Tuinoma Thu 30-Oct-25 07:47:21

As has been mentioned up thread do not stress as this is very likely to be her coping mechanism speaking. Autistic kids, especially if they're high functioning are masters at masking their true feelings and react to situations in the way
they they've learned works best for them. In this case i feel she was trying to appease her mum.
Were there any emojis?? I have a diagnosed high functioning autistic granddaughter of similar age. This would have been exactly her reaction. I hope this helps.
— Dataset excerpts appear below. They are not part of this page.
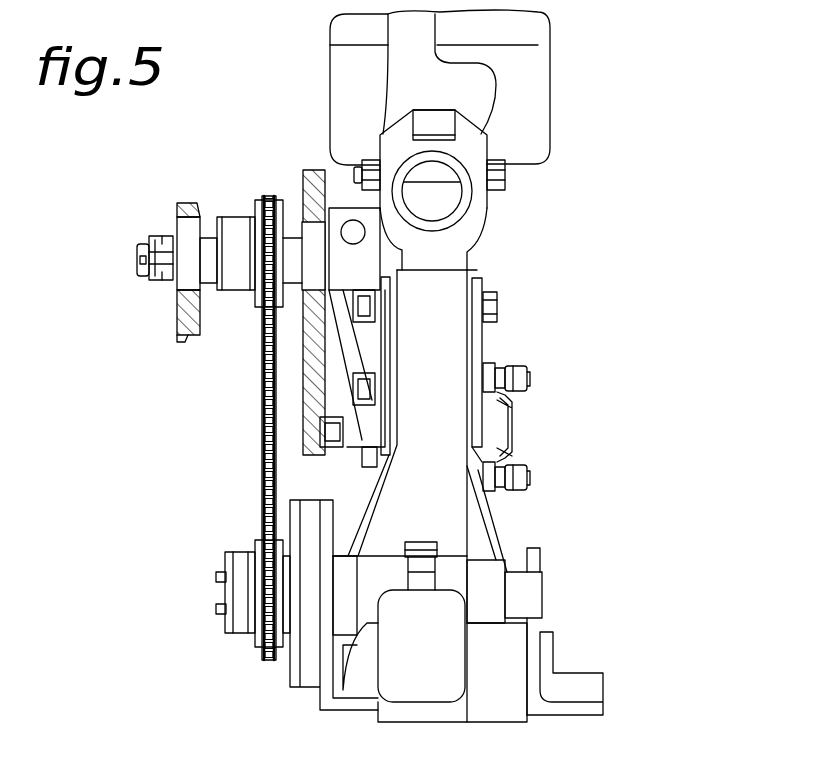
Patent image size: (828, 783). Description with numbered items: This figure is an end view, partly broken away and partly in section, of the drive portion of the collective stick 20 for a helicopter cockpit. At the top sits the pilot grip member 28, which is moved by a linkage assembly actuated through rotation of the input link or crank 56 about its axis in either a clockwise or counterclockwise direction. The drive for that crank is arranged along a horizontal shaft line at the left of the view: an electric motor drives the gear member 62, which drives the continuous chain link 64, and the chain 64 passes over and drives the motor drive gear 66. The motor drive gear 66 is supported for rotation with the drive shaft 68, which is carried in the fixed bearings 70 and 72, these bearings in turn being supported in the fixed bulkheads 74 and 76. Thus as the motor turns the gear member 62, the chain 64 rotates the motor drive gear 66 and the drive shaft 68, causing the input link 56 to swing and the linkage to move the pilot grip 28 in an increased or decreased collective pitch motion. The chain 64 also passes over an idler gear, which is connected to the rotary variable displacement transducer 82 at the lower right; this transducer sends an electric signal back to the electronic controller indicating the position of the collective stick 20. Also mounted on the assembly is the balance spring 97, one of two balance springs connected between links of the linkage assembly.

The collective stick 20 is at (616, 214).
The pilot grip member 28 is at (548, 80).
The input link or crank 56 is at (363, 257).
The gear member 62 is at (262, 545).
The continuous chain link 64 is at (262, 427).
The motor drive gear 66 is at (258, 197).
The drive shaft 68 is at (210, 240).
The fixed bearing 70 is at (312, 230).
The fixed bearing 72 is at (185, 219).
The fixed bulkhead 74 is at (178, 334).
The fixed bulkhead 76 is at (315, 172).
The rotary variable displacement transducer (RVDT) 82 is at (533, 586).
The balance spring 97 is at (507, 407).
friendlygingercat Thu 30-Oct-25 07:47:36

If you snoop through other peoples private writing or evesdrop on their conversations you seldom hear any good of yourself. So its best to be a bit of blind deaf and dumb as you get older,

GoodAfternoonTea Thu 30-Oct-25 07:53:23

Next time I saw them I would be totally upbeat and be positive about everything. It will give your daughter something to moan about and I would even add that you came across someone the other day who was a real moaner and that you would hate to come across as said invented person. Next time your daughter moans about the menopause, tell her there are so many things around to support women nowadays, she should stop moaning!

Luckygirl3 Thu 30-Oct-25 07:55:13

OP was not snooping ... DGD showed her the phone and by chance this message was visible.

Oreo Thu 30-Oct-25 08:00:00

It wasn’t your DGD saying ‘was she having a moan’ it was your DD and your DGD only answered ‘a bit, but I didn’t mind’.
Sounds as if it’s your DD at fault not your DGD.
Do you grumble more than you think? Maybe lots of us do without realising?
It wasn’t a kind thing for your DD to say, and I bet she does her share of moaning as well.
Let it go.

V3ra Thu 30-Oct-25 08:26:39

Mum asked if she’s had a good day and DGD replied yes she had. Mum said was she having a moan and DGD said, a bit but I didn’t mind.

Your granddaughter told her mum she'd had a good day with you.
Whatever the "moan" comment referred to was, as she said, nothing that she minded about and probably reflects more on your daughter than you.
It's so easy to tie ourselves up in knots when we only know half the story. Truly, I think you've done nothing wrong and your granddaughter is also feeling absolutely mortified and upset.